Il 2017 è stato un anno importante per Luca Ciammarughi, pianista, critico musicale, conduttore radiofonico e infaticabile operatore culturale. Due libri e due CD sono entrati nel suo carnet di pubblicazioni, tra cui questo "Da Benedetti Michelangeli alla Argerich - Trent'anni con i grandi pianisti". Un libro ad alta tensione emozionale, quanto mai lontano da atteggiamenti accademici, anche se l'autore potrebbe tranquillamente permetterseli. Ne volete la dimostrazione? Senza andare troppo lontano, il secondo pubblicato nell'anno appena trascorso appare, se possibile, agli antipodi. "Le ultime sonate di Schubert. Contesto, testo, interpretazione" è un trattato rigoroso, per certi versi da addetti ai lavori, scritto con la medesima esemplare chiarezza, dove però a parlare è il meticoloso analista più che l'ardente appassionato. Nonostante ciò, anche il lettore non tecnico e non pianista potrà trovare, nella stratificazione dei diversi piani di lettura, ciò che può agevolmente rientrare nella sua comprensione. Nei due libri (e in tutto quello che Luca Ciammarughi fa) esiste tuttavia un comune substrato, un riconoscibile conio. Pur nella loro diversità, in entrambi mai si smarrisce il senso di quel fuoco interiore, di quella passione illimitata che l'ha portato oggi a essere uno dei più autorevoli esperti del pianeta pianoforte. "Da Benedetti Michelangeli alla Argerich" tradisce l'intenzione di non accogliere un ristretto numero di artisti, una mirata élite di pianisti arcinoti da mettere nell'Olimpo, ma anche personalità di minor risonanza mediatica, nomi che pochi o pochissimi conoscono.

Attenzione, meno noti non significa meno valorosi perché l'autore ha compreso molto bene, e lo fa capire inequivocabilmente anche a chi legge, che non di rado nel campo dell'arte il successo non coincide con l'autentico valore di un interprete. In questo senso ammirevole è il "filtro" che Ciammarughi si è imposto, quello della convinzione interiore, come se il pianista di cui parla dovesse prima passare attraverso la porta d'ingresso della sua squisita sensibilità.

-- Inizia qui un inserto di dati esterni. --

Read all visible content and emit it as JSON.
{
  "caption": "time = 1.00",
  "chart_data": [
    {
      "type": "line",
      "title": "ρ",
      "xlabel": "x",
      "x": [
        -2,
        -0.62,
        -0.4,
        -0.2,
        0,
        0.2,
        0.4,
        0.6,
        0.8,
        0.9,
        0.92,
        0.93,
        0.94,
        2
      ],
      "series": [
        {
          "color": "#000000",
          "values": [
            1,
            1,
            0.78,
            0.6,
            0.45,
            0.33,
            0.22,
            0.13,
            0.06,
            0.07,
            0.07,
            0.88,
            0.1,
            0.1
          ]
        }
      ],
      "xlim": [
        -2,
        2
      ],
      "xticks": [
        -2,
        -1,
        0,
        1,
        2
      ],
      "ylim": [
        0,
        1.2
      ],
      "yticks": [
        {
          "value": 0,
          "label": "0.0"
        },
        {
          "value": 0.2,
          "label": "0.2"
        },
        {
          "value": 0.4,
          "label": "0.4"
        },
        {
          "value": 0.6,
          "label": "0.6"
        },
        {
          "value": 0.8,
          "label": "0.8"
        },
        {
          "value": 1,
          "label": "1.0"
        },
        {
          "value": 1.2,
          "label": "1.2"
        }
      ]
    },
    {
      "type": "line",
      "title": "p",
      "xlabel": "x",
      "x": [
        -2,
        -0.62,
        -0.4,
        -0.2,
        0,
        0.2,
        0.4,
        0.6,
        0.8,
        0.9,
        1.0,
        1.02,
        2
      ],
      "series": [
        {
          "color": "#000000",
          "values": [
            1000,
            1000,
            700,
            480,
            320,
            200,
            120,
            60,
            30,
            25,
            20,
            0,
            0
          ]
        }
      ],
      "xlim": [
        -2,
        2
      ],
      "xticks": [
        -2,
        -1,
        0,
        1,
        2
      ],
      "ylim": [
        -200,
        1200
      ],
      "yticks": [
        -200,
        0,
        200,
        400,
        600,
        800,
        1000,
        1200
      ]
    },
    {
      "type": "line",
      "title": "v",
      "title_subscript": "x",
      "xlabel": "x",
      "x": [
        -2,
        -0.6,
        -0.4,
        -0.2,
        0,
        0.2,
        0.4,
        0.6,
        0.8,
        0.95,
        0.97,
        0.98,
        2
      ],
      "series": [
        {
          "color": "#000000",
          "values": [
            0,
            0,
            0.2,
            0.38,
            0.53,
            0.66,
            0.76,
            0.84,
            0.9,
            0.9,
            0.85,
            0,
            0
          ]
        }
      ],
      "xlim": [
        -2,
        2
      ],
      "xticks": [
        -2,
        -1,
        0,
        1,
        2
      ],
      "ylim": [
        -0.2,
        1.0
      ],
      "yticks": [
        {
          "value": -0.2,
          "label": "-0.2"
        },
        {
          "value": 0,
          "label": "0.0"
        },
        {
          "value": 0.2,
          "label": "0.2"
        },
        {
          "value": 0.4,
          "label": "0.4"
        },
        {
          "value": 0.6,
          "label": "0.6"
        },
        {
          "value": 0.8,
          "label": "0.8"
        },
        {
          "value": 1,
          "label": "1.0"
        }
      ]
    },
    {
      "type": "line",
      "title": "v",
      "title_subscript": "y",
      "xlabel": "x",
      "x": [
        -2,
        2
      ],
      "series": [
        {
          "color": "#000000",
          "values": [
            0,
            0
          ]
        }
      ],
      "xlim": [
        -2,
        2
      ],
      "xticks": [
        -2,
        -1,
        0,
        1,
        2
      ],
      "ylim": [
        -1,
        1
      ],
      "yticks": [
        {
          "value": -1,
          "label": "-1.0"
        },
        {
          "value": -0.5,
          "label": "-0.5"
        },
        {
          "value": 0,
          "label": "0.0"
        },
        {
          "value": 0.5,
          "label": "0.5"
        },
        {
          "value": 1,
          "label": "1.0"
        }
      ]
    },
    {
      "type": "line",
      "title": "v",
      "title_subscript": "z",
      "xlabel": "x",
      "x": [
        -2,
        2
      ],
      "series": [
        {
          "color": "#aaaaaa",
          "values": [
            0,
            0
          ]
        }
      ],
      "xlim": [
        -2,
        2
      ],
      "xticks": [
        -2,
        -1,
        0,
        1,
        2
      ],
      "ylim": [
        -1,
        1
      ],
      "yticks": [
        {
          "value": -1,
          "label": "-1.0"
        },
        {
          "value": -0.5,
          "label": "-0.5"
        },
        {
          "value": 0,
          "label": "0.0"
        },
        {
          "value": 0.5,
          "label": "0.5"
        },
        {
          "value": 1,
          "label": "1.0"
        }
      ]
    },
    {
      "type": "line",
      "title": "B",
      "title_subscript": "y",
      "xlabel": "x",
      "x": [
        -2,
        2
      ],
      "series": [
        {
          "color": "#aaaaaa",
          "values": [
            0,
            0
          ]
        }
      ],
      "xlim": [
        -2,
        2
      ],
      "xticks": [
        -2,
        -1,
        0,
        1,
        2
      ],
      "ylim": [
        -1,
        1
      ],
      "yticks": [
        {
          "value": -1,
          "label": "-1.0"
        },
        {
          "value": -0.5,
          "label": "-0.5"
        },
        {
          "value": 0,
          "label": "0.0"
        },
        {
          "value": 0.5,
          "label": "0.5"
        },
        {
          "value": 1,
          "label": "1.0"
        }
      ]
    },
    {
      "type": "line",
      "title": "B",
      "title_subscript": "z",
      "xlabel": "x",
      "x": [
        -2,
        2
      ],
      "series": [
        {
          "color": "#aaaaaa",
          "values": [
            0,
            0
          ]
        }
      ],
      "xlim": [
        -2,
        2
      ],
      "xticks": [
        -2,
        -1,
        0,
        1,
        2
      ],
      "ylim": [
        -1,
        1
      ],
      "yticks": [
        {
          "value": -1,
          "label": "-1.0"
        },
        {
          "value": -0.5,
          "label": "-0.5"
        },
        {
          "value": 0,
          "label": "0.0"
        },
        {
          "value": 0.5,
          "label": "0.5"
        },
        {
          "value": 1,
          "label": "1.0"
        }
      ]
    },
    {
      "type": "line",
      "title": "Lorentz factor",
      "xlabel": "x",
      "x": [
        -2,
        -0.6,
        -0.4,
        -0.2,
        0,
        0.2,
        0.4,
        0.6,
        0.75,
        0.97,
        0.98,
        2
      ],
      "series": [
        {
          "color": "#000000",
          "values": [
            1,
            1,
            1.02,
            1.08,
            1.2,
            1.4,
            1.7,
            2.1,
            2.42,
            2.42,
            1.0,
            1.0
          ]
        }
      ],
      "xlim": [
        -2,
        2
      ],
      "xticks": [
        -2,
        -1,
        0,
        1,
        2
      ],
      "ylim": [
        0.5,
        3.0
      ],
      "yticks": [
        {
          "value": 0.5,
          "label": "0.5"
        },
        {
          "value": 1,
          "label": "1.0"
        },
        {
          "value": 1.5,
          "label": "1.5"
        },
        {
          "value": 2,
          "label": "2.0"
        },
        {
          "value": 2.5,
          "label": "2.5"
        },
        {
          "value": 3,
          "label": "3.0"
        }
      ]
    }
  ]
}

Nel libro convivono capacità di sottile percezione, cultura, vissuto personale e la persuasione che "L'arte non prescinde dal tempo per esprimere semplicemente lo spirito della Storia universale, bensì è connessa al ruolo delle mode e a tutti gli ambiti del gusto". È una frase del grande Gillo Dorfles, scomparso alla veneranda età di centosette anni proprio in questi giorni. L'autore ne fa tesoro non emettendo mai giudizi "tranchant", che comunque credo non rientrino nella sua indole. Si mantiene leggero e mobile come una farfalla che vola di fiore in fiore, contribuendo all'estrema piacevolezza di questo libro. Una gradevolezza che invoglia a leggere tutte d'un fiato le duecentotrentadue pagine di cui è composto. Dei trentotto capitoli in cui è suddiviso, quattro sono frazionati in sottocapitoli, scelta giustificata dalla complessità dell'argomento trattato in quel momento. Il primo è dedicato al "divino" Arturo Benedetti Michelangeli. L'autore era quattordicenne quando rimase folgorato sulla via di Damasco dalla sua arte. Nella rassegna dei grandissimi seguono Lazar Berman, i russi agli antipodi Ashkenazy e Cherkassy. Brendel il mitteleuropeo.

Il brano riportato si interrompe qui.